1. People take your homemade gifts and throw them in the garbage. No matter how long you spent knitting that fuchsia tea cozy, Dwayne will see it as a dust rag.
2. Once someone gives you a Christmas gift and you express appreciation for it, they will keep on giving you variants of that gift for the rest of your life.
My wife has some Swiss cousins. Every year we get a Christmas tree ornament from them. "Oh, look, honey, it's another silver geometric ... sparkly thing. Isn't that clever?" It's not clever. It's repetitive and predictable and dull. Where is the Swiss cheese, the Swiss chocolate, the calendar of Swissair flight attendants?
3. When you gulp down plenty of egg that's heavy on the nog and then start complaining about your boss and your girlfriend, you are not what people think of when they think of Christmas Cheer.
4. The more time you spend hand-enameling your napkin rings, the more you remind people of a certain convicted felon doing time right now in West Virginia. They never really liked that woman in the first place, and she was just on their TV screens. But if a guy asks for a ham sandwich, you're still making the mayonnaise from scratch. Why are you rushing around trying to prove to people that you're not rushed?
5. The apple doesn't fall far from the conspicuous consumerist tree. Jessie's had some work done; she drives a Lexus. For Christmas, her little Jessamyn receives every toy ever advertised in the history of television. She has more, and you have less; that's why she's a duchess and you're a pill bug.
6. In percentage terms, the chances of actually sticking to your New Year's resolutions is like the difference in the Rossi/Gregoire vote count.
7. When talking to relatives, time limits are not enforced.
Your brother-in-law, whose politics are to the right of Stalin's, is happiest when discussing a) transmissions, b) home brewing recipes, and c) how he brews his beer inside the housings of old transmissions. He's never met a conspiracy theory he doesn't like (and can't discuss in excruciating detail). He's always between jobs and girlfriends, yet feels comfortable providing unsolicited advice on a) how there's a new line of work you really should look into, and b) how to nail babes. He plans to talk to you until next Tuesday.
8. It is unAmerican to open gifts on Christmas Eve.

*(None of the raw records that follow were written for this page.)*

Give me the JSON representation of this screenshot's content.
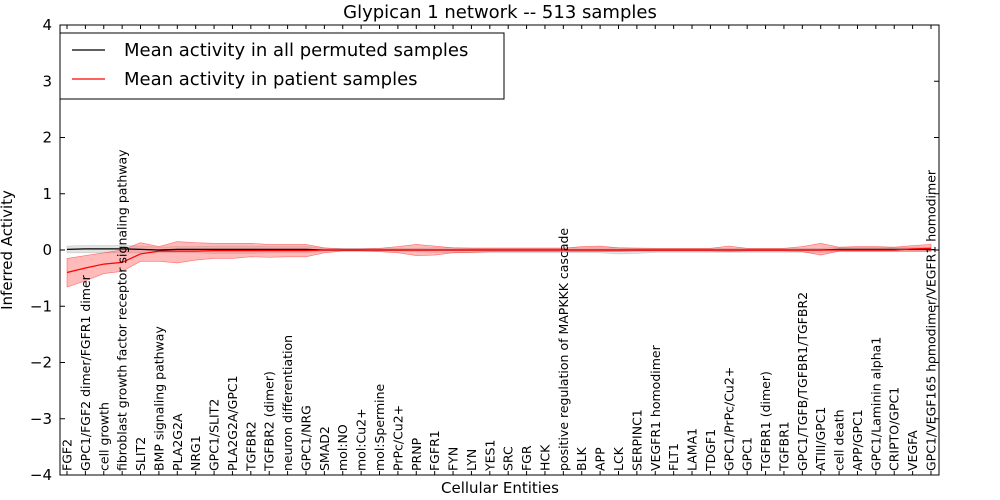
{
  "chart_data": {
    "type": "line",
    "title": "Glypican 1 network -- 513 samples",
    "xlabel": "Cellular Entities",
    "ylabel": "Inferred Activity",
    "ylim": [
      -4,
      4
    ],
    "yticks": [
      "4",
      "3",
      "2",
      "1",
      "0",
      "−1",
      "−2",
      "−3",
      "−4"
    ],
    "ytick_values": [
      4,
      3,
      2,
      1,
      0,
      -1,
      -2,
      -3,
      -4
    ],
    "legend_position": "top-left",
    "categories": [
      "FGF2",
      "GPC1/FGF2 dimer/FGFR1 dimer",
      "cell growth",
      "fibroblast growth factor receptor signaling pathway",
      "SLIT2",
      "BMP signaling pathway",
      "PLA2G2A",
      "NRG1",
      "GPC1/SLIT2",
      "PLA2G2A/GPC1",
      "TGFBR2",
      "TGFBR2 (dimer)",
      "neuron differentiation",
      "GPC1/NRG",
      "SMAD2",
      "mol:NO",
      "mol:Cu2+",
      "mol:Spermine",
      "PrPc/Cu2+",
      "PRNP",
      "FGFR1",
      "FYN",
      "LYN",
      "YES1",
      "SRC",
      "FGR",
      "HCK",
      "positive regulation of MAPKKK cascade",
      "BLK",
      "APP",
      "LCK",
      "SERPINC1",
      "VEGFR1 homodimer",
      "FLT1",
      "LAMA1",
      "TDGF1",
      "GPC1/PrPc/Cu2+",
      "GPC1",
      "TGFBR1 (dimer)",
      "TGFBR1",
      "GPC1/TGFB/TGFBR1/TGFBR2",
      "ATIII/GPC1",
      "cell death",
      "APP/GPC1",
      "GPC1/Laminin alpha1",
      "CRIPTO/GPC1",
      "VEGFA",
      "GPC1/VEGF165 homodimer/VEGFR1 homodimer"
    ],
    "series": [
      {
        "name": "Mean activity in all permuted samples",
        "color": "#000000",
        "values": [
          0.01,
          0.02,
          0.02,
          0.02,
          0.01,
          0.0,
          0.01,
          0.01,
          0.01,
          0.01,
          0.01,
          0.01,
          0.01,
          0.01,
          0.0,
          0.0,
          0.0,
          0.0,
          0.0,
          0.0,
          0.0,
          0.0,
          0.0,
          0.0,
          0.0,
          0.0,
          0.0,
          0.0,
          0.0,
          0.0,
          0.0,
          0.0,
          0.0,
          0.0,
          0.0,
          0.0,
          0.0,
          0.0,
          0.0,
          0.0,
          0.0,
          0.0,
          0.01,
          0.01,
          0.01,
          0.01,
          0.01,
          0.01
        ],
        "band_low": [
          -0.05,
          -0.05,
          -0.05,
          -0.05,
          -0.05,
          -0.05,
          -0.05,
          -0.05,
          -0.06,
          -0.06,
          -0.06,
          -0.05,
          -0.05,
          -0.05,
          -0.02,
          -0.02,
          -0.02,
          -0.02,
          -0.02,
          -0.03,
          -0.04,
          -0.05,
          -0.05,
          -0.05,
          -0.05,
          -0.05,
          -0.05,
          -0.05,
          -0.05,
          -0.05,
          -0.07,
          -0.06,
          -0.04,
          -0.04,
          -0.04,
          -0.04,
          -0.04,
          -0.04,
          -0.04,
          -0.04,
          -0.04,
          -0.04,
          -0.03,
          -0.03,
          -0.03,
          -0.03,
          -0.03,
          -0.03
        ],
        "band_high": [
          0.07,
          0.08,
          0.08,
          0.08,
          0.07,
          0.05,
          0.06,
          0.06,
          0.07,
          0.07,
          0.07,
          0.06,
          0.06,
          0.06,
          0.03,
          0.03,
          0.03,
          0.03,
          0.03,
          0.03,
          0.04,
          0.04,
          0.04,
          0.04,
          0.04,
          0.04,
          0.04,
          0.04,
          0.04,
          0.04,
          0.04,
          0.04,
          0.03,
          0.03,
          0.03,
          0.03,
          0.03,
          0.03,
          0.03,
          0.03,
          0.03,
          0.03,
          0.05,
          0.05,
          0.05,
          0.05,
          0.05,
          0.05
        ]
      },
      {
        "name": "Mean activity in patient samples",
        "color": "#ff0000",
        "values": [
          -0.4,
          -0.32,
          -0.25,
          -0.22,
          -0.07,
          -0.02,
          -0.02,
          -0.02,
          -0.01,
          -0.01,
          -0.01,
          -0.01,
          -0.01,
          -0.01,
          0.0,
          0.0,
          0.0,
          0.0,
          0.0,
          0.0,
          0.0,
          0.0,
          0.0,
          0.0,
          0.0,
          0.0,
          0.0,
          0.0,
          0.0,
          0.0,
          0.0,
          0.0,
          0.0,
          0.0,
          0.0,
          0.0,
          0.0,
          0.0,
          0.0,
          0.0,
          0.0,
          0.0,
          0.0,
          0.0,
          0.0,
          0.0,
          0.02,
          0.03
        ],
        "band_low": [
          -0.66,
          -0.55,
          -0.42,
          -0.38,
          -0.2,
          -0.2,
          -0.23,
          -0.18,
          -0.15,
          -0.15,
          -0.12,
          -0.13,
          -0.12,
          -0.12,
          -0.05,
          -0.02,
          -0.02,
          -0.03,
          -0.05,
          -0.1,
          -0.09,
          -0.05,
          -0.04,
          -0.03,
          -0.03,
          -0.03,
          -0.03,
          -0.03,
          -0.03,
          -0.03,
          -0.03,
          -0.02,
          -0.02,
          -0.02,
          -0.02,
          -0.02,
          -0.03,
          -0.02,
          -0.02,
          -0.02,
          -0.03,
          -0.09,
          -0.02,
          -0.02,
          -0.02,
          -0.02,
          -0.02,
          -0.02
        ],
        "band_high": [
          -0.15,
          -0.1,
          -0.05,
          0.0,
          0.13,
          0.06,
          0.15,
          0.13,
          0.12,
          0.12,
          0.12,
          0.1,
          0.1,
          0.1,
          0.04,
          0.02,
          0.02,
          0.03,
          0.06,
          0.1,
          0.07,
          0.04,
          0.03,
          0.03,
          0.03,
          0.03,
          0.03,
          0.03,
          0.06,
          0.07,
          0.04,
          0.03,
          0.03,
          0.03,
          0.03,
          0.03,
          0.07,
          0.03,
          0.03,
          0.03,
          0.06,
          0.12,
          0.05,
          0.06,
          0.06,
          0.05,
          0.08,
          0.1
        ]
      }
    ]
  }
}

9. It is unAmerican to open gifts on Christmas morning. But you know what's really unAmerican? Overlooking the people who don't celebrate Christmas, and the ones who don't have any gifts to open at all.
10. There are Christmas albums by Andy Williams, 'N Sync and the Partridge Family. People buy them. People listen to them.

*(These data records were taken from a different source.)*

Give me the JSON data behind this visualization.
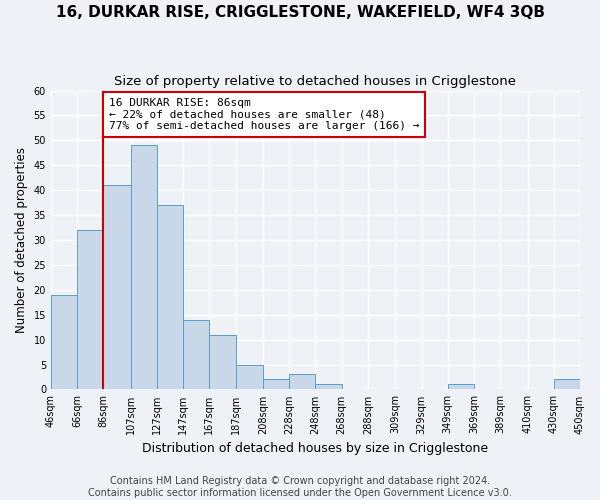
{
  "title": "16, DURKAR RISE, CRIGGLESTONE, WAKEFIELD, WF4 3QB",
  "subtitle": "Size of property relative to detached houses in Crigglestone",
  "xlabel": "Distribution of detached houses by size in Crigglestone",
  "ylabel": "Number of detached properties",
  "bin_edges": [
    46,
    66,
    86,
    107,
    127,
    147,
    167,
    187,
    208,
    228,
    248,
    268,
    288,
    309,
    329,
    349,
    369,
    389,
    410,
    430,
    450
  ],
  "bin_labels": [
    "46sqm",
    "66sqm",
    "86sqm",
    "107sqm",
    "127sqm",
    "147sqm",
    "167sqm",
    "187sqm",
    "208sqm",
    "228sqm",
    "248sqm",
    "268sqm",
    "288sqm",
    "309sqm",
    "329sqm",
    "349sqm",
    "369sqm",
    "389sqm",
    "410sqm",
    "430sqm",
    "450sqm"
  ],
  "counts": [
    19,
    32,
    41,
    49,
    37,
    14,
    11,
    5,
    2,
    3,
    1,
    0,
    0,
    0,
    0,
    1,
    0,
    0,
    0,
    2
  ],
  "bar_color": "#c8d8e8",
  "bar_edge_color": "#5a9ec8",
  "property_line_x": 86,
  "property_line_color": "#cc0000",
  "annotation_text": "16 DURKAR RISE: 86sqm\n← 22% of detached houses are smaller (48)\n77% of semi-detached houses are larger (166) →",
  "annotation_box_color": "#ffffff",
  "annotation_box_edge_color": "#cc0000",
  "ylim": [
    0,
    60
  ],
  "yticks": [
    0,
    5,
    10,
    15,
    20,
    25,
    30,
    35,
    40,
    45,
    50,
    55,
    60
  ],
  "footer_line1": "Contains HM Land Registry data © Crown copyright and database right 2024.",
  "footer_line2": "Contains public sector information licensed under the Open Government Licence v3.0.",
  "background_color": "#eef2f7",
  "grid_color": "#ffffff",
  "title_fontsize": 11,
  "subtitle_fontsize": 9.5,
  "xlabel_fontsize": 9,
  "ylabel_fontsize": 8.5,
  "tick_fontsize": 7,
  "footer_fontsize": 7
}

11. Uncle Marvin isn't asleep and he isn't drunk. He just doesn't want to talk to you.
12. The holidays are the time when our culture says, "Be happy!" But we're not happy.
And we know it. So we start brooding about how unhappy we are. It doesn't have to be this way. The uncomfortable truth is that it's easy to grouse like the Grinch; cynicism is, after all, our culture's default setting.
It's easy to point out the gap between our lives the way they are and the way we would like them to be. We all sense that difference; we're aware of it every moment.
But to pause a moment in appreciation, to measure the gap between our lives as they are and how much worse they might be -- well, that takes time and effort, and none of us has any time, and we sure do like it when things are convenient. Besides, "counting our blessings" requires the contemplation of realities worse than the one we're stuck in. And that's the most uncomfortable truth of all.